ABD ile çatışmasızlık anlaşması, bu bölgedeki çatışmaların sonlandırılmasını öngördüğü gibi, bu bölgeyi uçuşlara yasaklıyor, Ürdün`ü de çatışmasızlığın garantörü haline getiriyor.

İsrail faktörünün yanı sıra Ürdün`de Amerikalılar tarafından eğitilen milis grupların söz konusu çatışmasızlık bölgesine yönelik girişimlerinin gündemde olduğu bir esnada anlaşmanın taşıdığı şaibe kadar, garantörlüğün Ürdün`e verilmiş olması şaibelerin boyutunu daha da artırıyor.
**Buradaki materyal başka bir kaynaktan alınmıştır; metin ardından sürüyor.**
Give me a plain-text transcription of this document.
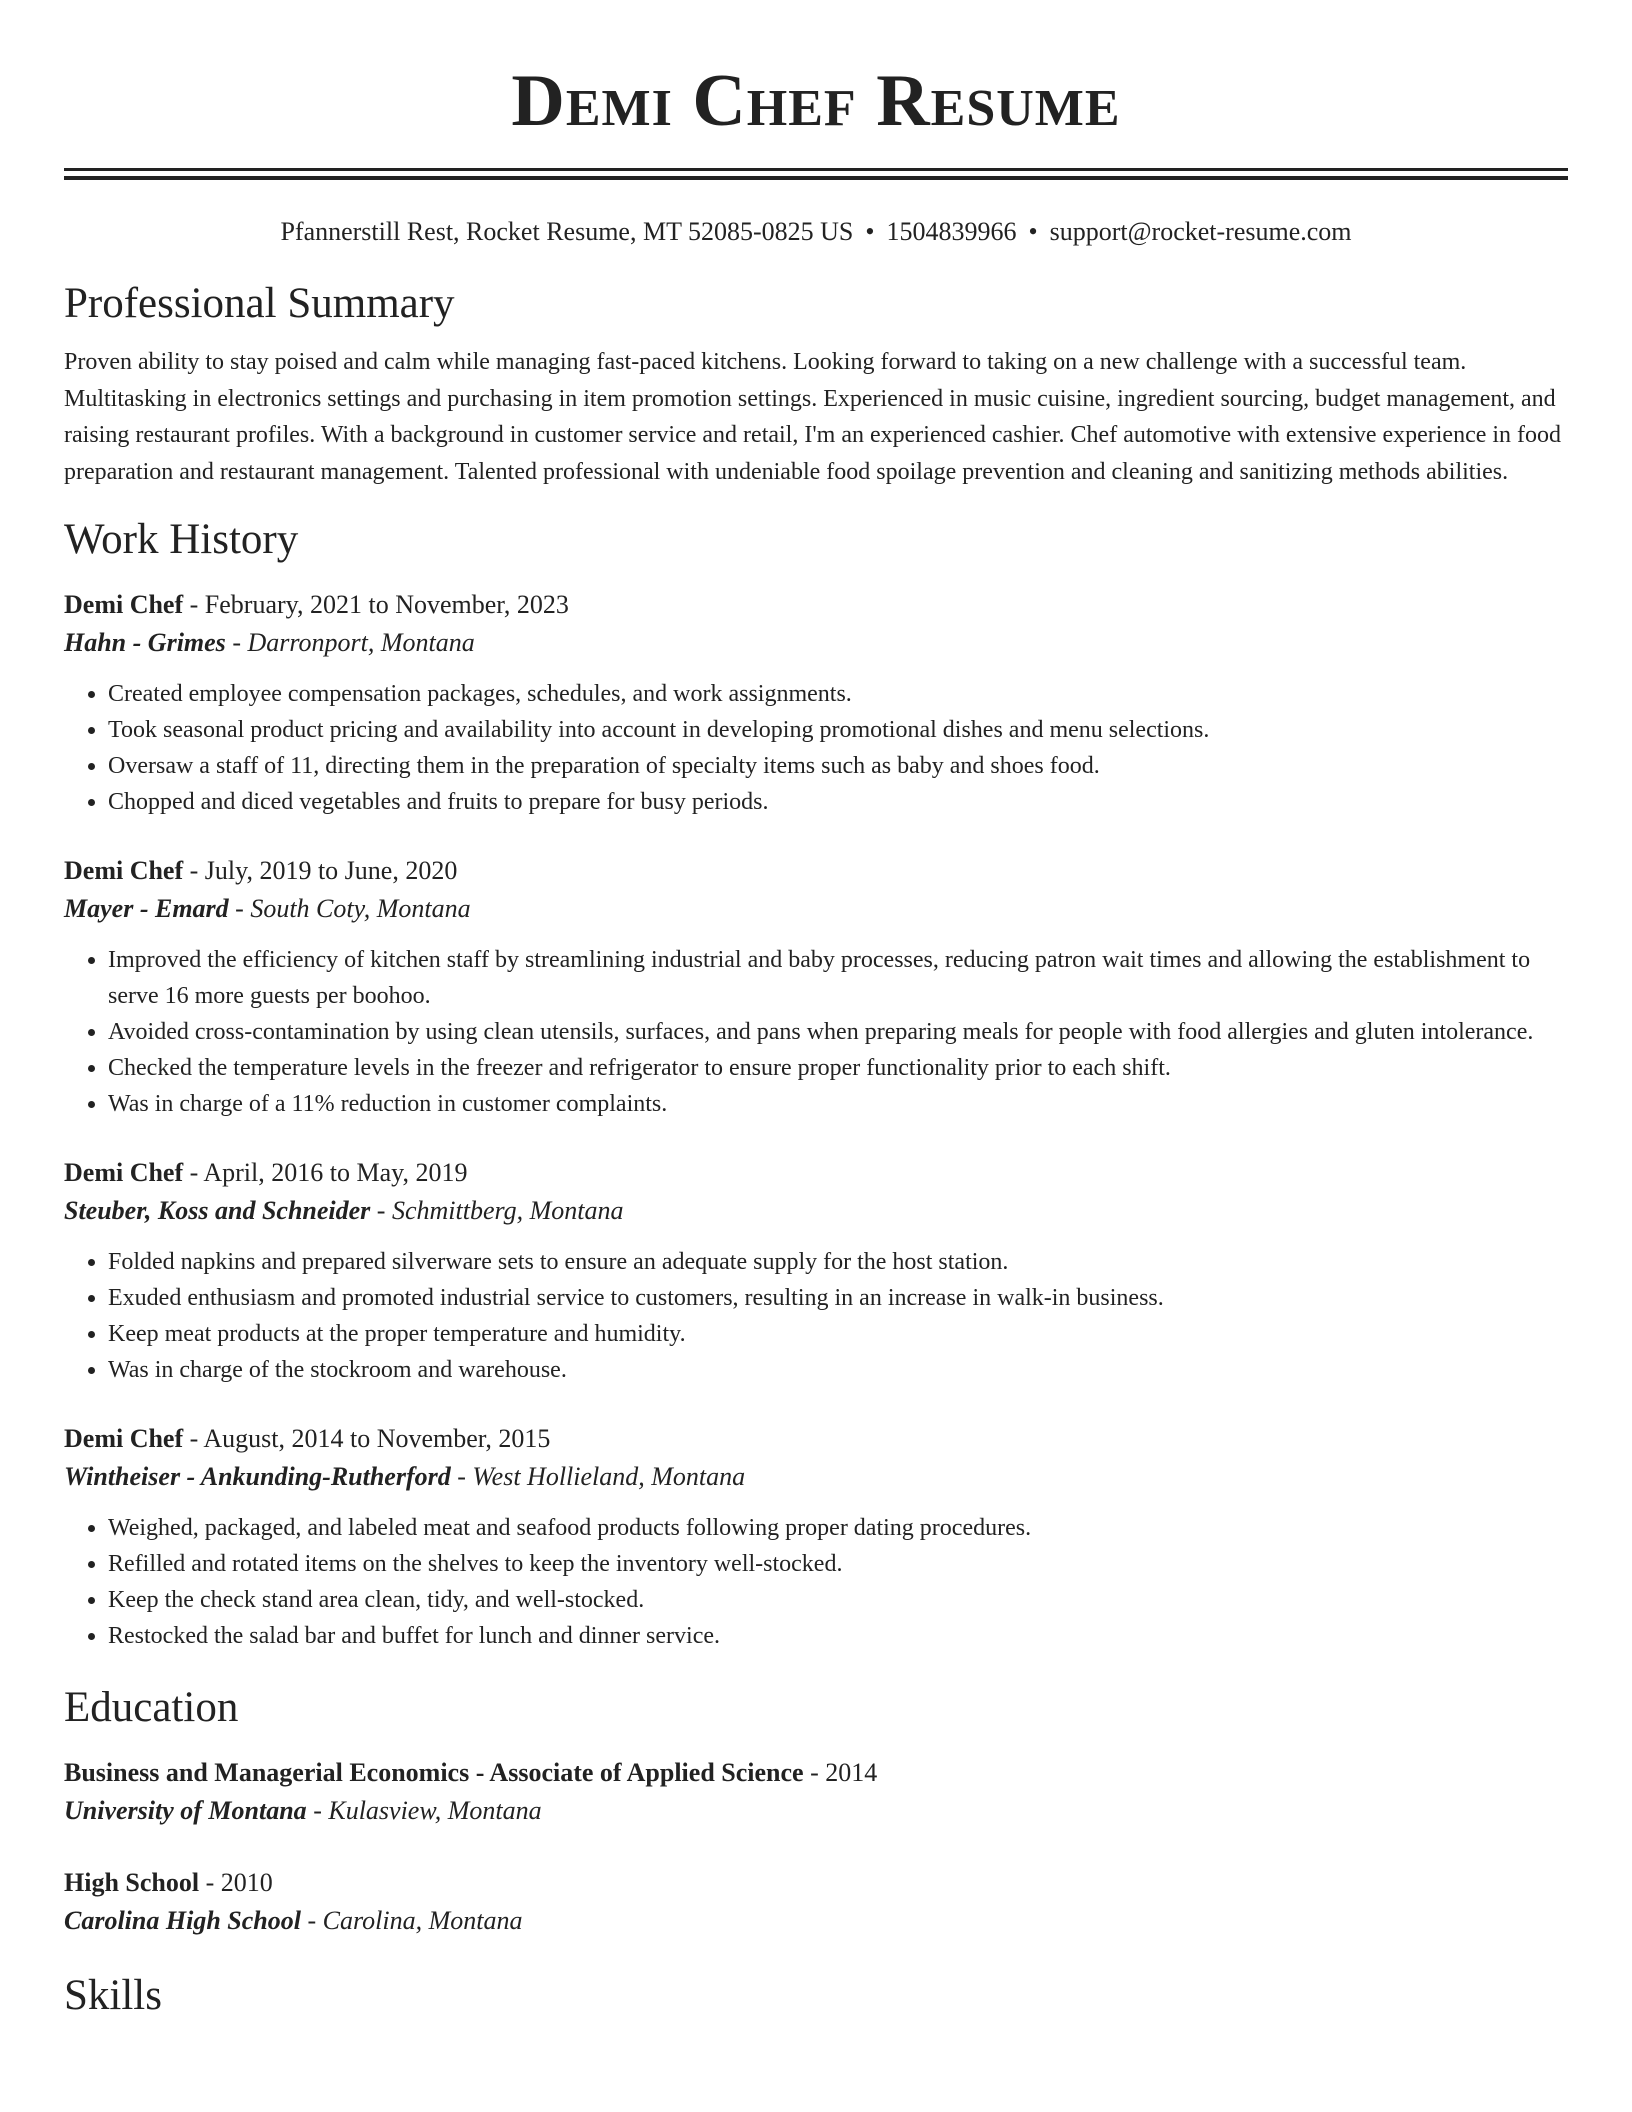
Demi Chef Resume
Pfannerstill Rest, Rocket Resume, MT 52085-0825 US • 1504839966 • support@rocket-resume.com
Professional Summary

Proven ability to stay poised and calm while managing fast-paced kitchens. Looking forward to taking on a new challenge with a successful team. Multitasking in electronics settings and purchasing in item promotion settings. Experienced in music cuisine, ingredient sourcing, budget management, and raising restaurant profiles. With a background in customer service and retail, I'm an experienced cashier. Chef automotive with extensive experience in food preparation and restaurant management. Talented professional with undeniable food spoilage prevention and cleaning and sanitizing methods abilities.

Work History
Demi Chef - February, 2021 to November, 2023
Hahn - Grimes - Darronport, Montana
• Created employee compensation packages, schedules, and work assignments.
• Took seasonal product pricing and availability into account in developing promotional dishes and menu selections.
• Oversaw a staff of 11, directing them in the preparation of specialty items such as baby and shoes food.
• Chopped and diced vegetables and fruits to prepare for busy periods.
Demi Chef - July, 2019 to June, 2020
Mayer - Emard - South Coty, Montana
• Improved the efficiency of kitchen staff by streamlining industrial and baby processes, reducing patron wait times and allowing the establishment to serve 16 more guests per boohoo.
• Avoided cross-contamination by using clean utensils, surfaces, and pans when preparing meals for people with food allergies and gluten intolerance.
• Checked the temperature levels in the freezer and refrigerator to ensure proper functionality prior to each shift.
• Was in charge of a 11% reduction in customer complaints.
Demi Chef - April, 2016 to May, 2019
Steuber, Koss and Schneider - Schmittberg, Montana
• Folded napkins and prepared silverware sets to ensure an adequate supply for the host station.
• Exuded enthusiasm and promoted industrial service to customers, resulting in an increase in walk-in business.
• Keep meat products at the proper temperature and humidity.
• Was in charge of the stockroom and warehouse.
Demi Chef - August, 2014 to November, 2015
Wintheiser - Ankunding-Rutherford - West Hollieland, Montana
• Weighed, packaged, and labeled meat and seafood products following proper dating procedures.
• Refilled and rotated items on the shelves to keep the inventory well-stocked.
• Keep the check stand area clean, tidy, and well-stocked.
• Restocked the salad bar and buffet for lunch and dinner service.
Education
Business and Managerial Economics - Associate of Applied Science - 2014
University of Montana - Kulasview, Montana
High School - 2010
Carolina High School - Carolina, Montana
Skills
Bunca zamandır Astana`da varılan çatışmasızlık anlaşması teknik detaylar yüzünden hayata geçemezken, Rusların ABD ile bir çırpıda anlaşmaya varıp ilk çatışmasızlık bölgesini hayata geçirmesi, aynı zamanda Astana sürecinin altını oymak anlamına geliyor.

Sahada ilk kez aynı ittifak içerisinde zikredilen Rusya`nın başta İran olmak üzere diğer bileşenlerle bundan sonra yaşayacağı ayrışma açısından da bu adım dönüm noktası olmaya aday görünüyor.